Find the equation of the normal to the circle 3x ^ 2 + 3y ^ 2 - 4x - 6y = 0 at the point (0,0).
Answers
EXPLANATION.
Equation of the normal to the circle.
⇒ 3x² + 3y² - 4x - 6y = 0 at the point (0,0).
As we know that,
We can write equation as,
⇒ x² + y² - (4/3)x - 2y = 0.
Differentiate the equation of circle w.r.t x, we get.
⇒ 2x + 2y(dy/dx) - 4/3 - 2(dy/dx) = 0.
⇒ [2x - (4/3)] + 2y(dy/dx) - 2(dy/dx) = 0.
⇒ [2x - (4/3)] + (y - 1)2(dy/dx) = 0.
⇒ [2x - (4/3)] = - (y - 1)2(dy/dx).
⇒ - [2x - (4/3)]/(y - 1) = dy/dx.
⇒ [(4/3) - 2x]/(y - 1) = dy/dx.
Put the value of (x, y) = (0,0) in the equation, we get.
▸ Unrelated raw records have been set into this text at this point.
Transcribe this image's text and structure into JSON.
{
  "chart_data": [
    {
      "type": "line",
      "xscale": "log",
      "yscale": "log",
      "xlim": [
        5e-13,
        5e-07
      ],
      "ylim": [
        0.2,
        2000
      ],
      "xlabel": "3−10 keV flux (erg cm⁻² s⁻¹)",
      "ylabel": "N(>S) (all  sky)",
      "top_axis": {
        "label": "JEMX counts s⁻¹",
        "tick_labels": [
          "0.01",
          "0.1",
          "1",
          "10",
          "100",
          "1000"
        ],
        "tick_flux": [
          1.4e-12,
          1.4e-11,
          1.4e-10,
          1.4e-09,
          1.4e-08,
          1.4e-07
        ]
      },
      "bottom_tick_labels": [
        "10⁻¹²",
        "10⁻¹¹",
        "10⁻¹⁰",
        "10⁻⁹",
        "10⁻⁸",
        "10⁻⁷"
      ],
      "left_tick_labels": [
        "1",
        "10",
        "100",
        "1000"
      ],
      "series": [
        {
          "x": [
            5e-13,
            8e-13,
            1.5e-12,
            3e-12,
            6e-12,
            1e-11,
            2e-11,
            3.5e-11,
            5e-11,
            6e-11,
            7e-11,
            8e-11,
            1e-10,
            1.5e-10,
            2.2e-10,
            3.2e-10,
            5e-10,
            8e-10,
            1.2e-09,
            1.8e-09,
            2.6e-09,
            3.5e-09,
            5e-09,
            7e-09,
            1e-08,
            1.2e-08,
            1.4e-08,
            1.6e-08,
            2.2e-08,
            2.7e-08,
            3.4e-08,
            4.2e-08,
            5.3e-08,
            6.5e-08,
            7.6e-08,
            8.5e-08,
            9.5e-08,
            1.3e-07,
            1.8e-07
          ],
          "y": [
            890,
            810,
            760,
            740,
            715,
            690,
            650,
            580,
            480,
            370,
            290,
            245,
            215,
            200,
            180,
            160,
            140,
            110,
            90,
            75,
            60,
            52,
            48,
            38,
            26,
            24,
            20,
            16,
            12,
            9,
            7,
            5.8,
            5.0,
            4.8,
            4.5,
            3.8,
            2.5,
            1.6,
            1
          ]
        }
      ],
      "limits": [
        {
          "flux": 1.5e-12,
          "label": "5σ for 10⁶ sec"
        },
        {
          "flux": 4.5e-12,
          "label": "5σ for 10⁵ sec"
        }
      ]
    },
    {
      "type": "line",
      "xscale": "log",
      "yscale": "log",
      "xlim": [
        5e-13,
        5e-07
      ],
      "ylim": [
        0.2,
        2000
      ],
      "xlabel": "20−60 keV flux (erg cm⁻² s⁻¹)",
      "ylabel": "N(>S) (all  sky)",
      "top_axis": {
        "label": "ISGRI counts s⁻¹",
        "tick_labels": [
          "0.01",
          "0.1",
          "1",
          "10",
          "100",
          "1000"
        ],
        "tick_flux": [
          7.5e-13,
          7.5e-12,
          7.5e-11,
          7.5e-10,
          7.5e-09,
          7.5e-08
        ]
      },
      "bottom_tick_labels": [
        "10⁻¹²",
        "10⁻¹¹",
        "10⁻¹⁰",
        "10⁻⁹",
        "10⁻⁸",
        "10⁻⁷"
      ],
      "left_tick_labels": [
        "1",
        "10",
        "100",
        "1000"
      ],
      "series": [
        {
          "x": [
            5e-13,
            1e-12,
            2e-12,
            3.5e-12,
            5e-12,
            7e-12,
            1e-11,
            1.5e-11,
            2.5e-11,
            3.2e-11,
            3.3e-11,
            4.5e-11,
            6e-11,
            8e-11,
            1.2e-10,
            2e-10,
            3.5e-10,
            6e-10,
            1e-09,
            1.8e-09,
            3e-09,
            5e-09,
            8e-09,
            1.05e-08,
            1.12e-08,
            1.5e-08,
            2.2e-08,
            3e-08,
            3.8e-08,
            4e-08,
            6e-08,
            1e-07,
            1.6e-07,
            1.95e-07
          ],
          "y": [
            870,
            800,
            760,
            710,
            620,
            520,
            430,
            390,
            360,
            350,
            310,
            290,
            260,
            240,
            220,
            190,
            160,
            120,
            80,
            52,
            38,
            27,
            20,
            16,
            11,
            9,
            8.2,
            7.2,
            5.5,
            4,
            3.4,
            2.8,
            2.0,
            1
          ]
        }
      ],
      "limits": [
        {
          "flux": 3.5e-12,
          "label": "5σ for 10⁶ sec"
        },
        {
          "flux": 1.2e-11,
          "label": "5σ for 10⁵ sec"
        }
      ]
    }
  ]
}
⇒ [(4/3) - 2(0)]/(0 - 1) = dy/dx.
⇒ - 4/3 = dy/dx.
As we know that,
Slope of normal = - 1/m.
Slope od normal = [-1/(-4/3)] = 3/4.
As we know that,
Formula of equation of normal.
⇒ (y - y₁) = m(x - x₁).
⇒ (y - 0) = 3/4(x - 0).
⇒ y = 3/4(x).
⇒ 4y = 3x.
⇒ 4y - 3x = 0.
Equation of normal : 4y - 3x = 0.
MORE INFORMATION.
Line and a circle.
Let L = 0 be a line and S = 0 be a circle. if r is the radius of the circle and p is the length of the perpendicular from the center on the line then,
(1) p > r ⇔ the line doesn't meet the circle that is passes out the circle.
(2) p = r ⇔ the line touches the circle.
(3) p < r ⇔ the line is a secant of the circle.
(4) p = 0 ⇔ the line is diameter of the circle.